L'échantillon de documents que Mitrokhine avait apporté à l'ambassade du Royaume-Uni indiquait que l'homme avait effectivement accès à des informations classifiées et était susceptible d'en obtenir davantage, comme il l'affirmait. Le Secret Intelligence Service (MI6) du Royaume-Uni a décidé d'exfiltrer le reste des documents et leur source depuis la Russie.
Сachette dans une datcha
Il s'est avéré qu’en URSS, Vassili Mitrokhine avait un accès sans précédent aux archives du KGB, en raison de sa position dans l'organisation. Alors que la direction de l'institution avait ordonné de déplacer les archives du siège de la Loubianka vers un nouveau complexe situé dans le sud-ouest de Moscou, Mitrokhine, qui travaillait comme archiviste principal, a été chargé de superviser le transfert.

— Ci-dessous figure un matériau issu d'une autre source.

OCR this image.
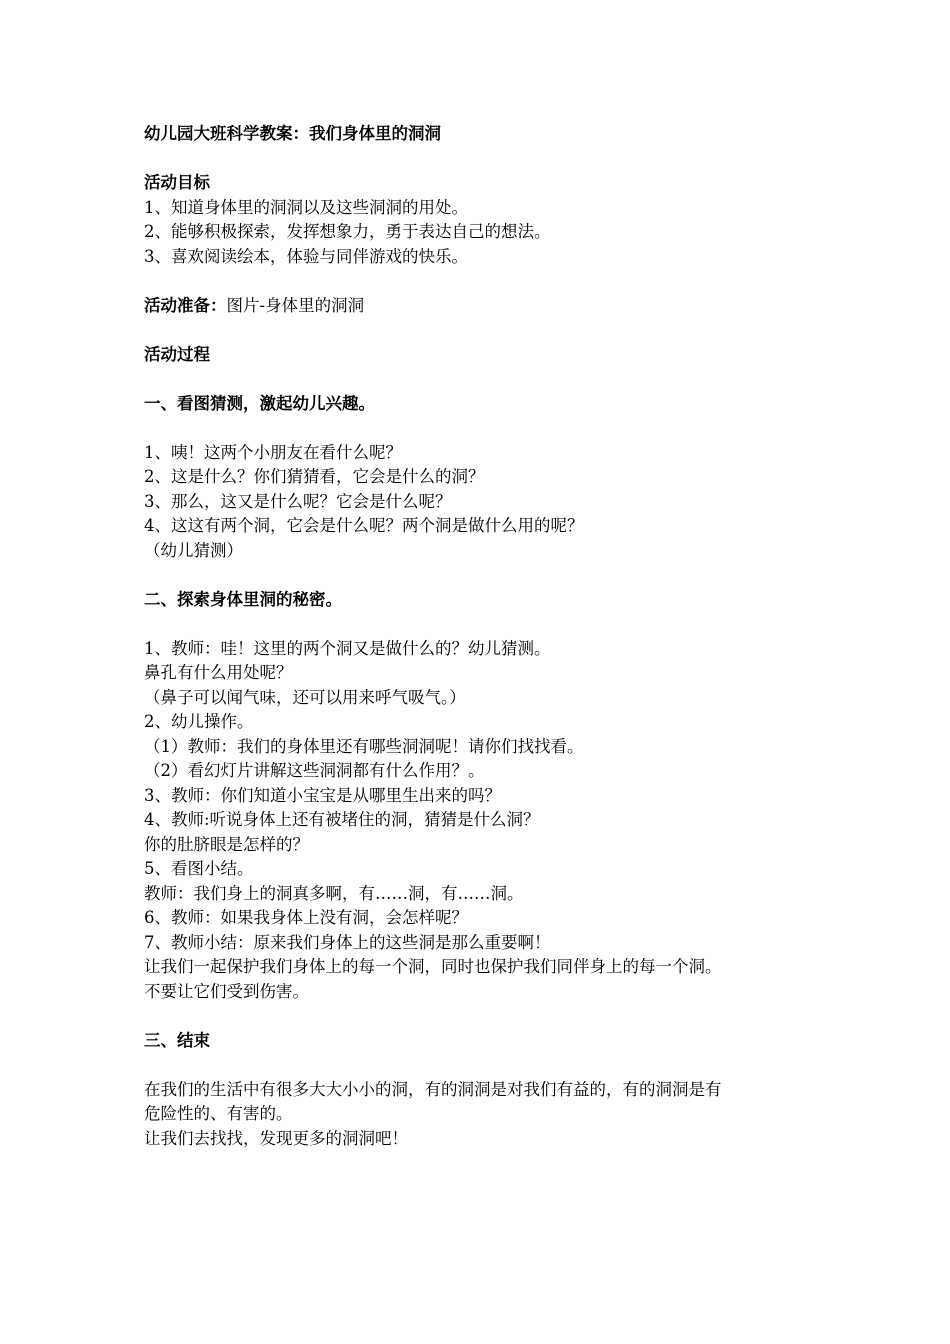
幼儿园大班科学教案：我们身体里的洞洞
活动目标
1、知道身体里的洞洞以及这些洞洞的用处。
2、能够积极探索，发挥想象力，勇于表达自己的想法。
3、喜欢阅读绘本，体验与同伴游戏的快乐。
活动准备：图片-身体里的洞洞
活动过程
一、看图猜测，激起幼儿兴趣。
1、咦！这两个小朋友在看什么呢？
2、这是什么？你们猜猜看，它会是什么的洞？
3、那么，这又是什么呢？它会是什么呢？
4、这这有两个洞，它会是什么呢？两个洞是做什么用的呢？
（幼儿猜测）
二、探索身体里洞的秘密。
1、教师：哇！这里的两个洞又是做什么的？幼儿猜测。
鼻孔有什么用处呢？
（鼻子可以闻气味，还可以用来呼气吸气。）
2、幼儿操作。
（1）教师：我们的身体里还有哪些洞洞呢！请你们找找看。
（2）看幻灯片讲解这些洞洞都有什么作用？。
3、教师：你们知道小宝宝是从哪里生出来的吗？
4、教师:听说身体上还有被堵住的洞，猜猜是什么洞？
你的肚脐眼是怎样的？
5、看图小结。
教师：我们身上的洞真多啊，有……洞，有……洞。
6、教师：如果我身体上没有洞，会怎样呢？
7、教师小结：原来我们身体上的这些洞是那么重要啊！
让我们一起保护我们身体上的每一个洞，同时也保护我们同伴身上的每一个洞。
不要让它们受到伤害。
三、结束
在我们的生活中有很多大大小小的洞，有的洞洞是对我们有益的，有的洞洞是有
危险性的、有害的。
让我们去找找，发现更多的洞洞吧！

Pour lui, c’était une excellente occasion de copier et de faire passer en contrebande des tonnes de documents classifiés. De 1972 à 1984, l'archiviste a copié des centaines de milliers de fichiers qui ont révélé comment le KGB menait ses opérations de collecte de renseignements et gérait ses vastes réseaux d'espions à l'étranger depuis l'aube de l'ère soviétique jusqu'à ses derniers jours.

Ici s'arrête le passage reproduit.